I used to tell my students if they wanted to find out if they were too fat they should run in place in front of a full length without clothing. If something jiggled, and it wasn’t supposed to they could conclude that what was moving was fat.
It brought laughs from the students, since they all understood—fat in excess is noticeable, no matter how effective one is in denying reality. As teachers/youth leaders this technique is not recommended for obvious reasons.
A few weeks ago I summarized, in dictionary format, the many ways in which fat can be measured. Here and in subsequent blogs I will flesh (excuse the pun) out several more common techniques.
Body Mass Index (BMI) – BMI is a number calculated from a person’s height and weight. Advocates say it provides a reliable indicator of body fatness for most people.
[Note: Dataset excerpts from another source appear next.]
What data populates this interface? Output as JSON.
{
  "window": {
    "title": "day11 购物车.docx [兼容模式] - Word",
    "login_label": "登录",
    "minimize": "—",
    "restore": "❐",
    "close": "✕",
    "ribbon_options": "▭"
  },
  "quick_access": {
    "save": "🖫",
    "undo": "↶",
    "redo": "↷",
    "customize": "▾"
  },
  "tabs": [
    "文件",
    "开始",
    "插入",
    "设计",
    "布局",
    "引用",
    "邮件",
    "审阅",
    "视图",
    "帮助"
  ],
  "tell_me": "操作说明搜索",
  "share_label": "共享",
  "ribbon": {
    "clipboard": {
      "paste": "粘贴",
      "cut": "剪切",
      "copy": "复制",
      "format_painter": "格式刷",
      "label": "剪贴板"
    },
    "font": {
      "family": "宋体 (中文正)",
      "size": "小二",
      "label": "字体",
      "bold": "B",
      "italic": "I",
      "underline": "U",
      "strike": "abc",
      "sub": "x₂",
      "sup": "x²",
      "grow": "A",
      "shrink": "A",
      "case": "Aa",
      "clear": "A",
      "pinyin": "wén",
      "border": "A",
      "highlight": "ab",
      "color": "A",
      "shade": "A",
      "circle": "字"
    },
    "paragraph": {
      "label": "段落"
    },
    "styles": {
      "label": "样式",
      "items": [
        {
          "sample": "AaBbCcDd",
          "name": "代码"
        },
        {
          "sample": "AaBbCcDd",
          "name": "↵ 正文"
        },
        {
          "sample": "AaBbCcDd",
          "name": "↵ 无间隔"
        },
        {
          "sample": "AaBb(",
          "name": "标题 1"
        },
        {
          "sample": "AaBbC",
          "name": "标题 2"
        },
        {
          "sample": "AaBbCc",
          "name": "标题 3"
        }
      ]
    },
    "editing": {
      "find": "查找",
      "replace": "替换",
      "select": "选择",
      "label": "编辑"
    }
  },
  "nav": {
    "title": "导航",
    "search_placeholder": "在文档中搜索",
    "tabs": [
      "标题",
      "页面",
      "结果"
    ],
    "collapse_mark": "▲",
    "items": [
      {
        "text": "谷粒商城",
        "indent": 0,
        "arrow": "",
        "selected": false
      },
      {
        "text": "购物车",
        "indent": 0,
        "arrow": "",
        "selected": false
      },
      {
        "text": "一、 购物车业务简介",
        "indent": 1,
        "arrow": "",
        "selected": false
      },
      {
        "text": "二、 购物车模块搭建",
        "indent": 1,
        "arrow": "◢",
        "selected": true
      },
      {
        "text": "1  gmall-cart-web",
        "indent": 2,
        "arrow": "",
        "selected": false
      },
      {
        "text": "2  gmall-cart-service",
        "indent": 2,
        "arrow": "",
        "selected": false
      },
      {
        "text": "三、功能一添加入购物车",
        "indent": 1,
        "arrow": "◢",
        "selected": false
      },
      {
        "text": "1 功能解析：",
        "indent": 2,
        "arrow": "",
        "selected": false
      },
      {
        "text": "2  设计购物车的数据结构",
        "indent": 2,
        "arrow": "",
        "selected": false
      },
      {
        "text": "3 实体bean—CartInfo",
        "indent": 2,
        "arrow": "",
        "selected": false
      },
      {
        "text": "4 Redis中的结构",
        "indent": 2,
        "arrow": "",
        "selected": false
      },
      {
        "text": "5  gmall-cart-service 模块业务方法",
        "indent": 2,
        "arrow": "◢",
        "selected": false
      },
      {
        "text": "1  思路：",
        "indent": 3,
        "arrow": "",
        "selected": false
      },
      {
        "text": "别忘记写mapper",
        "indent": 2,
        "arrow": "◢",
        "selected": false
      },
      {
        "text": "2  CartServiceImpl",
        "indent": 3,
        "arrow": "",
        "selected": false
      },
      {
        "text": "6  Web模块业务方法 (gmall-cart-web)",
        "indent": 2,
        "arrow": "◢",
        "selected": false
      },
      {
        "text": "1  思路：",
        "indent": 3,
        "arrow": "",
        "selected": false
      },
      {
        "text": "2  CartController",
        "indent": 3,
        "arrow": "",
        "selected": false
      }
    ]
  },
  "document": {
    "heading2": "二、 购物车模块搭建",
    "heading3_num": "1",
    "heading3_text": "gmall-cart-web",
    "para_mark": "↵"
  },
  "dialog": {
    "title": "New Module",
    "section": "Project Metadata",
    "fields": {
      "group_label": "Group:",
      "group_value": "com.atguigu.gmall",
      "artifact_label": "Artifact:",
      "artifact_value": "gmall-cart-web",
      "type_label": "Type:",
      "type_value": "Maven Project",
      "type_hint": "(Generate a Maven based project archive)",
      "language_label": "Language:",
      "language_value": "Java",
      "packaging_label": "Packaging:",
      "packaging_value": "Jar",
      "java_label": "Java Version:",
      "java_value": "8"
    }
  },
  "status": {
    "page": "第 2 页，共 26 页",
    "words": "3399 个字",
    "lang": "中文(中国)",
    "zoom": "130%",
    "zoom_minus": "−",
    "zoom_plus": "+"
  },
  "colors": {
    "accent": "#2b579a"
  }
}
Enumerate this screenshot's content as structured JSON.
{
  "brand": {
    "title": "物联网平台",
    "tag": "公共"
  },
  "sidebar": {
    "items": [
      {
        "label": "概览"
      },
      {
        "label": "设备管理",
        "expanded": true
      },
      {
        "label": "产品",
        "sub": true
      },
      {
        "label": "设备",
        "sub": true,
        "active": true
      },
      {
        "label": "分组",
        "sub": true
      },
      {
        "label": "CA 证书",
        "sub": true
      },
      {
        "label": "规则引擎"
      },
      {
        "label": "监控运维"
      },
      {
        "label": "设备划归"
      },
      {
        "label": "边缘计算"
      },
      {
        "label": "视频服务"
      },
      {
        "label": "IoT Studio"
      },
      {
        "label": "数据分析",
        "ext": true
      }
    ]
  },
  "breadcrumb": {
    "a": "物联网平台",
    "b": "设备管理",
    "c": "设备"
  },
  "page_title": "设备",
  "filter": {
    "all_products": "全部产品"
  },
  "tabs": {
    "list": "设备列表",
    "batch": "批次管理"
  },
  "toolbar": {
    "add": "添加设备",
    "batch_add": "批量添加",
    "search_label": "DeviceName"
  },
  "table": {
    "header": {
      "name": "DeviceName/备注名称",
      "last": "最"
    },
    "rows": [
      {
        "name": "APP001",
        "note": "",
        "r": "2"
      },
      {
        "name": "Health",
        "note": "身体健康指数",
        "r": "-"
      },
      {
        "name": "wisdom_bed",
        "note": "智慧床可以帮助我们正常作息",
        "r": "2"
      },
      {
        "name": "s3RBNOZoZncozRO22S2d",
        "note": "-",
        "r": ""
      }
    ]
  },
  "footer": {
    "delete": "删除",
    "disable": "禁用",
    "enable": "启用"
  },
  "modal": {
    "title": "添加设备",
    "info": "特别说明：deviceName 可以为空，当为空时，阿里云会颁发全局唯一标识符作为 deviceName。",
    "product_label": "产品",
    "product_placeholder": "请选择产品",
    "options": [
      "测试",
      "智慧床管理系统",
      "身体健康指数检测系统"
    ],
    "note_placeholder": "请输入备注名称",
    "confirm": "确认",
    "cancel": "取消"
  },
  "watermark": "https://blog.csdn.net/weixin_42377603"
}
Additionally, the BMI helps screen for weight categories that lead to health problems such as Metabolic Disease Syndrome (Obesity, Type 2 Diabetes and Vascular Disease).
Detractors, however, facetiously call it the “baloney mass index” since it under reports the number of people who are obese (Baverman, E. et. al. American Association of Clinical Endocrinologists Meeting AACE, 2010; Abstract 609).
On the other hand, epidemiologists and classroom teachers like the BMI because it provides a rough estimate of what is going on in the population being examined (classroom or community). But care must be exercised since it misses people who seem to be overweight or obese because of a high BMI score yet they are carry a great deal muscle and bone (lean body) tissue.
A good example is a football player who may be 5’7” tall and weigh 208 pounds. His BMI will be well over 30 (way beyond the recommended level) but he has a 32” waist, 46” chest, muscular arms and legs. By the same token you can have an average sedentary man weigh the same, at the same height and his waist is 46” and his chest 38”. His arms and legs tend to be flabby. In other words he is carrying more of his weight as fat and the football player is not.
The Centers for Disease Control and Prevention have a site to help you calculate adult and youth BMIs. Just go to:
If you prefer, you may estimate a child’s BMI by using this formula:
Child’s Weight (in lbs.) x 704.5 divided by Height (in inches) x Height (in inches)
Example (100 lbs) x (704.5) divided by (50 inches) x (50 inches) is:
(100) x (704.5) = 70,450
(50) X (50) = 2,500
70,450 divided by 2,500 = 28.18
If you don’t like doing the math, look at the Table below
1. Find height in inches on the far left, let’s say 50 inches.
2. Find weight inside the box, let’s say 100 pounds.
3. Where the weight and height intersect, use your forefinger and move to the top of the Table.
4. There you will find your BMI Score. In this instance 28.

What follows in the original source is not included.